How many deaths are attributable to smoking in the United States? Comparison of methods for estimating smoking-attributable mortality when smoking prevalence changes.

TitleHow many deaths are attributable to smoking in the United States? Comparison of methods for estimating smoking-attributable mortality when smoking prevalence changes.
Publication TypeJournal Article
Year of Publication2011
AuthorsOza S, Thun MJ, Henley JS, Lopez AD, Ezzati M
JournalPrev Med
Volume52
Issue6
Pagination428-33
Date Published2011 Jun
ISSN1096-0260
KeywordsAged, Aged, 80 and over, American Cancer Society, Cardiovascular Diseases, Cause of Death, Female, Humans, Male, Middle Aged, Neoplasms, Prevalence, Prospective Studies, Respiratory Tract Diseases, Risk, Sex Distribution, Smoking, Smoking Cessation, Time Factors, United States
Abstract

BACKGROUND: The number of smoking-attributable deaths is commonly estimated using current and former smoking prevalences or lung cancer mortality as an indirect metric of cumulative population smoking. Neither method accounts for differences in the timing with which relative risks (RRs) for different diseases change following smoking initiation and cessation. We aimed to develop a method to account for time-dependent RRs.

METHODS: We used birth cohort lung cancer mortality and its change over time to characterize time-varying cumulative smoking exposure. We analyzed data from the American Cancer Society Cancer Prevention Study II to estimate RRs for disease-specific mortality associated with current and former smoking, and change in RRs over time after cessation.

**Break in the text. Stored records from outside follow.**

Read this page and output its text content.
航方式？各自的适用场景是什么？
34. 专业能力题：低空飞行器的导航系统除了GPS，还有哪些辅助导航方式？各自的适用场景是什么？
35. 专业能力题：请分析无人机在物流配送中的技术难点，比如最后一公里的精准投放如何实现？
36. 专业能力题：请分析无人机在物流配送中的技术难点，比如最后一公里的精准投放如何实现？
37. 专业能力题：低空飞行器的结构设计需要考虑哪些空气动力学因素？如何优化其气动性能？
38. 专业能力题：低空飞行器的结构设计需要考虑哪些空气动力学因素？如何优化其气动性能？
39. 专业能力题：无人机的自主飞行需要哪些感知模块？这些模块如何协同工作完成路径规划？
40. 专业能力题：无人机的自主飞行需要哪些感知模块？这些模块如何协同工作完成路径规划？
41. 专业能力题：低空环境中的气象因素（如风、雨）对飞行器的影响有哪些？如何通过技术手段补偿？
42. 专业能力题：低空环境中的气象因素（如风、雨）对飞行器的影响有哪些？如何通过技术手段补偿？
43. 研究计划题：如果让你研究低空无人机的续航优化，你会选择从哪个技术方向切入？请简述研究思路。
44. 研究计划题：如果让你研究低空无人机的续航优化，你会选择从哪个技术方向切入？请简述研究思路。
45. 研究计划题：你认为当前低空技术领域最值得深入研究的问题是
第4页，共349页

RESULTS: When lung cancer was used to measure cumulative smoking exposure, 254,700 male and 227,000 female deaths were attributed to smoking in the US in 2005. A modified method in which RRs for different diseases decreased at different rates after cessation yielded similar but slightly lower estimates [251,900 (male) and 221,100 (female)]. The lowest estimates resulted from the method based on smoking prevalence [225,800 (male) and 163,700 (female)].

CONCLUSIONS: Although all methods estimated a large number of smoking attributable deaths, future efforts should account for temporal changes in smoking prevalence and in accumulation/reversibility of disease-specific risks.